Still having a terrible time and the morning panics are unbearable. It was 10 weeks on Tuesday I started with the Sertraline, it is now 6 weeks on the 200 mg and I am still very, very anxious and having a tough time coping. I really don't know what to do anymore. Going to stick it out for 12 weeks then see. Would somebody help me please, getting desperate.

Many thanks,

J xx

Her Indoors
28-05-13, 15:01
I really need some help and advice please.

I have been taking Sertraline for 11 weeks today and its really not helped me at all. I am barely functioning, am crippled with anxiety and can't cope.

My husband phoned intensive support at the weekend, but they told him I would have to contact my GP, but I phoned this morning and was told they would get them to contact me? I am just going round in circles.

At wits end and desperate, I hate bothering them but really need some effective medication to ease my chronic anxiety.
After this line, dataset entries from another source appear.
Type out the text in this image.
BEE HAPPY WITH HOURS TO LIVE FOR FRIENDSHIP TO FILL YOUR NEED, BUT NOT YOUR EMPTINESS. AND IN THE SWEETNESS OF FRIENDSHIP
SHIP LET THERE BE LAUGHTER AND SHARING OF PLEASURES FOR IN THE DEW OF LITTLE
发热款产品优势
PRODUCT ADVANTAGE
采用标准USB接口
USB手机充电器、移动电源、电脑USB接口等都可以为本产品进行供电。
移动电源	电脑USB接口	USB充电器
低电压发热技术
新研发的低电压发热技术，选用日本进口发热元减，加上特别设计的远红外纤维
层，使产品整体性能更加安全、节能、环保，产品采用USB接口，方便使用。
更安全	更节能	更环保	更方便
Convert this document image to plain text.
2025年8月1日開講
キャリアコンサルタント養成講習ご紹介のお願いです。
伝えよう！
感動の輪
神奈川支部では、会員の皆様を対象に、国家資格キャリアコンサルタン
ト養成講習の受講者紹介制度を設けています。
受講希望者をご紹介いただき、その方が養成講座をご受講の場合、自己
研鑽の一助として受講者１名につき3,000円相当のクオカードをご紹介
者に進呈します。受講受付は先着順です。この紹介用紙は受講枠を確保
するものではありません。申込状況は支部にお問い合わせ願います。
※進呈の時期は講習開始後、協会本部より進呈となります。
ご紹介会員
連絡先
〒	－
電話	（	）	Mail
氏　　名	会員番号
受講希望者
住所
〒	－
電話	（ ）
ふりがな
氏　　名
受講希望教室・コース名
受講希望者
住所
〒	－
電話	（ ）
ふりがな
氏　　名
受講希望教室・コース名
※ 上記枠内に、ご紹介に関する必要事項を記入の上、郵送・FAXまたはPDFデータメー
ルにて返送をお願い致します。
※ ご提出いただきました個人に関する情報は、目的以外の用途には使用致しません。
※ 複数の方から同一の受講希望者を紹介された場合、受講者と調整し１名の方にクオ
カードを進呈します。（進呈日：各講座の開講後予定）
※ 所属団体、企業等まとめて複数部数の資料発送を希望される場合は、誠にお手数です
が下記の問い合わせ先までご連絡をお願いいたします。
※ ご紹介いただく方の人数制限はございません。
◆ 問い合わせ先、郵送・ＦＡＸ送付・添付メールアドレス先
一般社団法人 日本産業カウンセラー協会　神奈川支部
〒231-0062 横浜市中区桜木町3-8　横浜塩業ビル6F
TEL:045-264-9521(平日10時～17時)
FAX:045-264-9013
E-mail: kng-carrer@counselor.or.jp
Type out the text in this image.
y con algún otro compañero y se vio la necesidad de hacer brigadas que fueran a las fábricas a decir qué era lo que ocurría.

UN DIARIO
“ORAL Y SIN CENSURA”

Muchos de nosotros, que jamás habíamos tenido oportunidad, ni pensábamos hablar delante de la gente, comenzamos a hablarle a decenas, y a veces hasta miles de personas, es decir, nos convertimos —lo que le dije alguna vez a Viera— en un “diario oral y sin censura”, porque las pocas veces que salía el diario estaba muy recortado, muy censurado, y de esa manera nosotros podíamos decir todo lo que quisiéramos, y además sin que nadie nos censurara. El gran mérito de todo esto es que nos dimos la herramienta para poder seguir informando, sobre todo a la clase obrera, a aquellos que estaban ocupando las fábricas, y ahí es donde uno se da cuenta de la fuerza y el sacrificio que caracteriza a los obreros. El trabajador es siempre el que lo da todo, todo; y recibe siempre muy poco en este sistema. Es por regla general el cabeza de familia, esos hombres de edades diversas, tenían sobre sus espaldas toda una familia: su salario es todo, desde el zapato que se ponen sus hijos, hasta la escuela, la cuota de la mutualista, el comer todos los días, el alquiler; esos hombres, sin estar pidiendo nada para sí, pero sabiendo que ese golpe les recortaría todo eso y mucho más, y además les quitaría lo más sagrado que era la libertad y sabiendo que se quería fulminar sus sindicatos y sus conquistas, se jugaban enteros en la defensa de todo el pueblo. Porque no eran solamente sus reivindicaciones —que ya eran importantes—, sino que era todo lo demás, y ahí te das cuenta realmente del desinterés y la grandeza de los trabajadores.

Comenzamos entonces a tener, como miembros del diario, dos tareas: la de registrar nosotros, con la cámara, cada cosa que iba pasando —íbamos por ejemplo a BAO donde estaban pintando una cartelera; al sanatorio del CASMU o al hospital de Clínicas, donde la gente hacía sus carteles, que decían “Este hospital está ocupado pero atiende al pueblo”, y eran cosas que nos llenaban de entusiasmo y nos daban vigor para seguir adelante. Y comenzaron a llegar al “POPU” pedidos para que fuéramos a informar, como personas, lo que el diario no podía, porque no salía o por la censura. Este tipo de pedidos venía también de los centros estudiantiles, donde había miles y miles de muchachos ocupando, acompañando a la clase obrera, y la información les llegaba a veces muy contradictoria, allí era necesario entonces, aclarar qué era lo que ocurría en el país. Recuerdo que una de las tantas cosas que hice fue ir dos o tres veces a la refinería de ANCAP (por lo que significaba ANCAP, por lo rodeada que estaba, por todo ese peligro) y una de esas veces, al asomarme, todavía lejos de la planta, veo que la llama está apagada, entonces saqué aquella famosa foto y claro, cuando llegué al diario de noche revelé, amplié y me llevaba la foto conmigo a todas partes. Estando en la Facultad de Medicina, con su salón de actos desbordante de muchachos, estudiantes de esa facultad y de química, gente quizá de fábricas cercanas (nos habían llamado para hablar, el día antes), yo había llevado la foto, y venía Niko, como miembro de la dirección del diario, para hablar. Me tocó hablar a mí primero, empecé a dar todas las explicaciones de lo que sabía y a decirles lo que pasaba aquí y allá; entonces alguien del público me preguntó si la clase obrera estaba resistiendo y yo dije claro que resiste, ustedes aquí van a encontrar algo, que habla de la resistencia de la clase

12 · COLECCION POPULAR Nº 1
I am worn out and cry constantly, can't stop shaking and can't see any way out. Diazapam only helps for a few hours, and I feel like I will never get better which only makes my anxiety worse.

I'm really frightened.

J xx

LiveAboveIt
29-06-16, 19:11
I know this is an old thread but I'm going through the very same thing and I need a little bit of help and support. Just wondering if you were still around to maybe give some advice or what you did to help yourself. I've been on Sertraline for about nine and a half weeks now and it's still not helping and I can kind of tell that it's just not the right drug for me but it feels like nothing is and I'm going through verbatim everything you said you were going through.